Hold on. I’m so sick after visualizing her dirty UFO nipples that I need to go shit blood.
What’s the weird black wire wrapped around the top button of her shirt?
#20 Sorry, that shirt IS sorta see through, it’s not the flash. Since it has a pleated/ruffled front & cuffs you need a thin material to do that, otherwise it’ll be too stiff. You can tell by how the darts and seams show how thin it is.
I’d hit it.
I think maybe this ad was placed by Britney:
http://www.craigslist.org/about/best/sfo/20070412.html
#44 No fucking way. It has words of over two syllables in it.

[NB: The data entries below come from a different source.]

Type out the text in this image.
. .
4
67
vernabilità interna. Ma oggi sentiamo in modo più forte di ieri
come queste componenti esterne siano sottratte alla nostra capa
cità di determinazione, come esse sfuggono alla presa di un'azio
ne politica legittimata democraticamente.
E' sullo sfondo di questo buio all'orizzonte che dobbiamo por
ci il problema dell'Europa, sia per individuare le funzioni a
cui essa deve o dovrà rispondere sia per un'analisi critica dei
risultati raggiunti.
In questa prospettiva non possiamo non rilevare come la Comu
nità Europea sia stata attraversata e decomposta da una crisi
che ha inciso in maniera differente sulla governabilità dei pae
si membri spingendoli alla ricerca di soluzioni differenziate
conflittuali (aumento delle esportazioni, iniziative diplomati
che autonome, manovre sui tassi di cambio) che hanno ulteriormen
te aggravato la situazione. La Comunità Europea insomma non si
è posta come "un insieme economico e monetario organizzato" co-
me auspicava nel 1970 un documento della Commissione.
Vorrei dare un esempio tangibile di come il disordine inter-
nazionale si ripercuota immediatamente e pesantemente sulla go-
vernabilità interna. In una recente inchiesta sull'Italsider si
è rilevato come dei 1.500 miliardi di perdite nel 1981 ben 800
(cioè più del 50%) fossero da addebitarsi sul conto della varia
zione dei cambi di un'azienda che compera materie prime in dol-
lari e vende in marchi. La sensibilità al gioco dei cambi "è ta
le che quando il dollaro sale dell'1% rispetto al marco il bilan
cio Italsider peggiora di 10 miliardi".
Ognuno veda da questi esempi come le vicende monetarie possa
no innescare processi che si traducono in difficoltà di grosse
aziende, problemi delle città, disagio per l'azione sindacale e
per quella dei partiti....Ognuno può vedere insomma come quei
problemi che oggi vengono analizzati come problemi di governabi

big deal, who doesnt spill drinks on their shirt at least once….she looks damn good!
What is with Brit’s affintity for absolutely atrocious hats? I understand that she’s using them to keep her cheap wigs in place, but must they be so ugly?
See, this is proof she has a drinking problem. Or a problem drinking. One of those.
37 & 41 – I think the little string is tied to that crinkled list of fuckers she wants dead.
Yeah, I don’t care about the flash bulbs. Surely she KNEW there would be flashbulbs, so the fact that she won’t wear a bra must be because a. she can’t figure out how to hook it, or b. she figures she’s gonna get someone somewhere to give it to her in a bathroom, she may as well have one less article of clothing on.